Not so, says Tim Ruggeri, director of communications for the Town of Babylon.
“Route 110 is a major north-south corridor,” he explained. “The expansion application involves complex issues of traffic and garbage removal. We understand that they want to add more groceries to the store, which would cause more perishable goods to go to waste. We are looking at additional deliveries and changes to the immediate area. Our traffic engineer has some concerns. Of course, Supervisor Steve Bellone takes into consideration the calls from the store supporters but this is nothing more than a standard site review with very complex issues.”
Suffolk County Legislator DuWayne Gregory, whose district includes the Farmingdale Walmart area, said that his phones have been quiet concerning the Walmart expansion. Gregory has not seen the expansion plans but worries that additional customers will bring more traffic to the area.
“My concern is the traffic impact and suffering of local businesses,” he said. “Walmart has a reputation of slowly expanding in an area and driving out local business. Instead of residents going to their local grocery stores, they will do all of their shopping at Walmart.”
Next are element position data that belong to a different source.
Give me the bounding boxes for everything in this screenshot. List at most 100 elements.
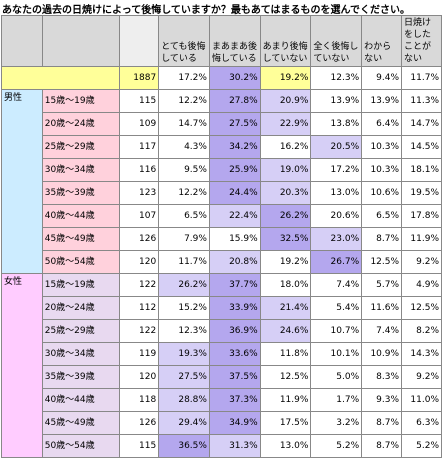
value-cell: 19.0% <box>259 158 312 182</box>
value-cell: 9.3% <box>361 388 403 412</box>
value-cell: 13.8% <box>310 112 363 136</box>
age-label: 40歳～44歳 <box>41 388 121 412</box>
value-cell: 26.2% <box>259 204 312 228</box>
age-label: 50歳～54歳 <box>41 250 121 274</box>
total-value: 9.4% <box>361 66 403 90</box>
value-cell: 6.5% <box>361 204 403 228</box>
value-cell: 9.2% <box>401 250 442 274</box>
value-cell: 20.6% <box>310 204 363 228</box>
value-cell: 18.0% <box>259 273 312 297</box>
column-header: 全く後悔していない <box>310 15 363 67</box>
sample-size: 123 <box>119 181 160 205</box>
value-cell: 9.5% <box>158 158 210 182</box>
data-row: 45歳～49歳 126 29.4% 34.9% 17.5% 3.2% 8.7% 6.3% <box>2 411 442 435</box>
value-cell: 34.9% <box>208 411 261 435</box>
data-row: 50歳～54歳 120 11.7% 20.8% 19.2% 26.7% 12.5% 9.2% <box>2 250 442 274</box>
data-row: 30歳～34歳 116 9.5% 25.9% 19.0% 17.2% 10.3% 18.1% <box>2 158 442 182</box>
age-label: 50歳～54歳 <box>41 434 121 458</box>
data-row: 25歳～29歳 122 12.3% 36.9% 24.6% 10.7% 7.4% 8.2% <box>2 319 442 343</box>
value-cell: 24.4% <box>208 181 261 205</box>
sample-size: 120 <box>119 365 160 389</box>
total-n: 1887 <box>119 66 160 90</box>
value-cell: 13.9% <box>310 89 363 113</box>
value-cell: 20.8% <box>208 250 261 274</box>
value-cell: 19.2% <box>259 250 312 274</box>
data-row: 35歳～39歳 120 27.5% 37.5% 12.5% 5.0% 8.3% 9.2% <box>2 365 442 389</box>
value-cell: 12.5% <box>401 296 442 320</box>
value-cell: 1.7% <box>310 388 363 412</box>
column-header <box>119 15 160 67</box>
chart-title: あなたの過去の日焼けによって後悔していますか？最もあてはまるものを選んでください… <box>2 5 410 16</box>
value-cell: 12.3% <box>158 319 210 343</box>
value-cell: 4.9% <box>401 273 442 297</box>
value-cell: 14.7% <box>401 112 442 136</box>
value-cell: 29.4% <box>158 411 210 435</box>
column-header: 日焼けをしたことがない <box>401 15 442 67</box>
age-label: 40歳～44歳 <box>41 204 121 228</box>
value-cell: 11.8% <box>259 342 312 366</box>
value-cell: 27.5% <box>208 112 261 136</box>
value-cell: 8.7% <box>361 434 403 458</box>
age-label: 45歳～49歳 <box>41 411 121 435</box>
age-label: 30歳～34歳 <box>41 158 121 182</box>
value-cell: 14.3% <box>401 342 442 366</box>
value-cell: 8.7% <box>361 411 403 435</box>
sample-size: 112 <box>119 296 160 320</box>
column-header <box>1 15 43 67</box>
sample-size: 120 <box>119 250 160 274</box>
data-row: 40歳～44歳 107 6.5% 22.4% 26.2% 20.6% 6.5% 17.8% <box>2 204 442 228</box>
value-cell: 37.7% <box>208 273 261 297</box>
value-cell: 8.2% <box>401 319 442 343</box>
value-cell: 10.6% <box>361 181 403 205</box>
value-cell: 11.3% <box>401 89 442 113</box>
value-cell: 14.7% <box>158 112 210 136</box>
data-row: 35歳～39歳 123 12.2% 24.4% 20.3% 13.0% 10.6% 19.5% <box>2 181 442 205</box>
value-cell: 17.8% <box>401 204 442 228</box>
value-cell: 13.0% <box>259 434 312 458</box>
value-cell: 11.9% <box>259 388 312 412</box>
value-cell: 5.7% <box>361 273 403 297</box>
age-label: 35歳～39歳 <box>41 181 121 205</box>
value-cell: 9.2% <box>401 365 442 389</box>
total-value: 12.3% <box>310 66 363 90</box>
value-cell: 27.5% <box>158 365 210 389</box>
sample-size: 115 <box>119 89 160 113</box>
age-label: 35歳～39歳 <box>41 365 121 389</box>
sample-size: 126 <box>119 411 160 435</box>
age-label: 20歳～24歳 <box>41 112 121 136</box>
data-row: 30歳～34歳 119 19.3% 33.6% 11.8% 10.1% 10.9% 14.3% <box>2 342 442 366</box>
total-value: 17.2% <box>158 66 210 90</box>
column-header: あまり後悔していない <box>259 15 312 67</box>
value-cell: 17.5% <box>259 411 312 435</box>
value-cell: 37.5% <box>208 365 261 389</box>
column-header: わからない <box>361 15 403 67</box>
column-header: とても後悔している <box>158 15 210 67</box>
column-header <box>41 15 121 67</box>
value-cell: 36.5% <box>158 434 210 458</box>
age-label: 30歳～34歳 <box>41 342 121 366</box>
value-cell: 14.5% <box>401 135 442 159</box>
value-cell: 15.9% <box>208 227 261 251</box>
value-cell: 22.9% <box>259 112 312 136</box>
value-cell: 12.5% <box>361 250 403 274</box>
value-cell: 13.0% <box>310 181 363 205</box>
value-cell: 5.0% <box>310 365 363 389</box>
group-label: 男性 <box>1 89 43 274</box>
value-cell: 11.7% <box>158 250 210 274</box>
value-cell: 6.4% <box>361 112 403 136</box>
value-cell: 26.7% <box>310 250 363 274</box>
value-cell: 34.2% <box>208 135 261 159</box>
value-cell: 27.8% <box>208 89 261 113</box>
value-cell: 36.9% <box>208 319 261 343</box>
data-row: 50歳～54歳 115 36.5% 31.3% 13.0% 5.2% 8.7% 5.2% <box>2 434 442 458</box>
sample-size: 115 <box>119 434 160 458</box>
data-row: 40歳～44歳 118 28.8% 37.3% 11.9% 1.7% 9.3% 11.0% <box>2 388 442 412</box>
value-cell: 13.9% <box>361 89 403 113</box>
value-cell: 8.3% <box>361 365 403 389</box>
value-cell: 4.3% <box>158 135 210 159</box>
total-row: 1887 17.2% 30.2% 19.2% 12.3% 9.4% 11.7% <box>0 66 442 90</box>
value-cell: 10.9% <box>361 342 403 366</box>
value-cell: 15.2% <box>158 296 210 320</box>
value-cell: 32.5% <box>259 227 312 251</box>
survey-table: とても後悔している まあまあ後悔している あまり後悔していない 全く後悔していない わか… <box>0 15 442 458</box>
But the “Farmingdale for Walmart” group sees otherwise. “I think it’s long overdue that the town should be acting on this. The savings, convenience, new jobs and additional tax dollars that this store is expected to bring are all welcome additions to our town, especially in these tough economic times,” said Brian Watts, one of the group’s leaders.
A recent poll released in conjunction with Walmart Stores, Inc. showed that 79 percent of Farmingdale-area residents support the expansion of the Walmart store. Sheila Borgese, speaking on behalf of local consumers, said she is not surprised.
"Walmart has been a good neighbor in the Farmingdale community," she said. "Neighbors I talk to are excited to have an expanded selection of grocery and other goods at low prices. How could you not want that these days? This will be a big help to local families and senior citizens, and Walmart’s expansion would bring tax relief to a highly taxed area." The poll also found that 64 percent of respondents felt that grocery prices in the area are too high.
“We have no idea why the TOB Building Department and Planning Commissioner are taking so long to approve this proposal,” Watts said. “It is on vacant, adjacent land. It will expand our commercial tax base and provide much needed local jobs, savings and shopping choices to local residents. The Town needs to do its job and approve the expansion now."
The survey found that 85 percent of area residents felt that the Town has had enough time to make a decision.